Opinion
2014-07-2
McCullough, Goldberger & Staudt, LLP, White Plains, N.Y. (Patricia W. Gurahian and Kevin Staudt of counsel), for appellants. Donald S. Mazin, Larchmont, N.Y., for respondent.
McCullough, Goldberger & Staudt, LLP, White Plains, N.Y. (Patricia W. Gurahian and Kevin Staudt of counsel), for appellants. Donald S. Mazin, Larchmont, N.Y., for respondent.
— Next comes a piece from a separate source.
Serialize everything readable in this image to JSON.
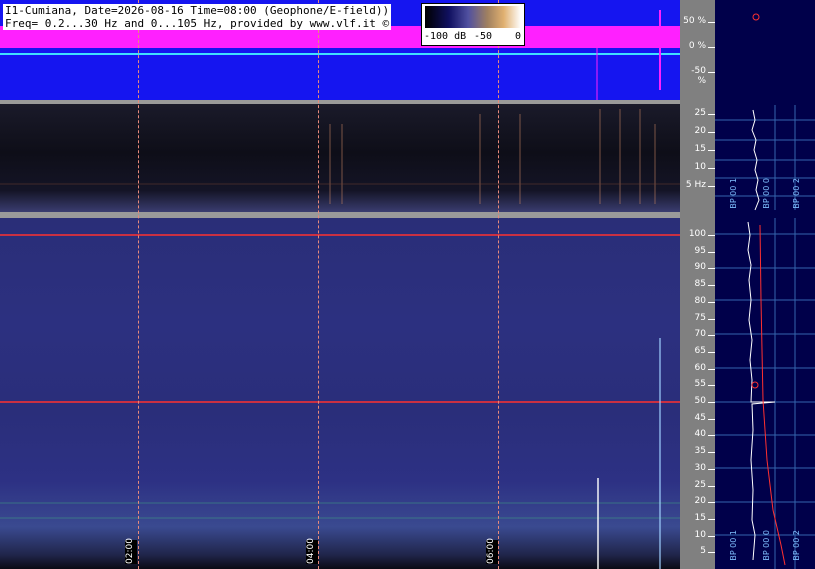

In a proceeding pursuant to CPLR article 78 to review a determination of Union No. 1 of Mamaroneck and Rye Neck Hook and Ladder Company dated December 5, 2011, which after a hearing, found the petitioner guilty of misconduct and terminated his membership in the Village of Mamaroneck Fire Department, the Village of Mamaroneck Fire Department, Union No. 1 of Mamaroneck and Rye Neck Hook and Ladder Company, and the Village of Mamaroneck appeal, as limited by their brief, from so much of a judgment of the Supreme Court, Westchester County (Cacace, J.), entered September 24, 2012, as granted that branch of the petition which sought to review the penalty imposed, annulled so much of the determination as terminated the petitioner's membership in the Village of Mamaroneck Fire Department, reduced the penalty to a suspension for a period of 29 months, with credit for the period of suspension already served, and directed that the petitioner be reinstated as a member of the Village of Mamaroneck Fire Department.
ORDERED that the judgment is reversed insofar as appealed from, on the law, with costs, that branch of the petition which sough to review the penalty imposed is denied, the penalty is confirmed, and the proceeding is dismissed on the merits.
After a hearing, the petitioner's membership in the Village of Mamaroneck Fire Department, a volunteer fire department, was terminated, based upon his verbally abusive conduct directed to fellow firefighters during the course of a fire, and his failure to follow direct orders, including an order directing him to leave the scene of an emergency because he was not attired in proper gear. At the hearing, reference was made to the petitioner's prior “assault” of a line officer, resulting in a suspension. The petitioner did not testify at the hearing.
An administrative penalty must be upheld unless it “is so disproportionate to the offense ... as to be shocking to one's sense of fairness,” thus constituting an abuse of discretion as a matter of law (Matter of Kreisler v. New York City Tr. Auth., 2 N.Y.3d 775, 776, 780 N.Y.S.2d 302, 812 N.E.2d 1250 [internal quotation marks omitted]; see Matter of Pell v. Board of Educ. of Union Free School Dist. No. 1 of Towns of Scarsdale & Mamaroneck, Westchester County, 34 N.Y.2d 222, 235, 356 N.Y.S.2d 833, 313 N.E.2d 321;Matter of McDougall v. Scoppetta, 76 A.D.3d 338, 905 N.Y.S.2d 262). The petitioner's conduct endangered himself and distracted his coworkers while they were fighting a fire, thus possibly endangering them as well. Under these circumstances, the penalty of termination of membership was not shocking to one's sense of fairness ( see Matter of Rutkunas v. Stout, 8 N.Y.3d 897, 898, 834 N.Y.S.2d 73, 865 N.E.2d 1239). Accordingly, the Supreme Court should have denied that branch of the petition which sought to review the penalty, confirmed the penalty, and dismissed the proceeding on the merits.
The petitioner's remaining contentions are either without merit or not properly before this Court. ENG, P.J., AUSTIN, HINDS–RADIX and LaSALLE, JJ., concur.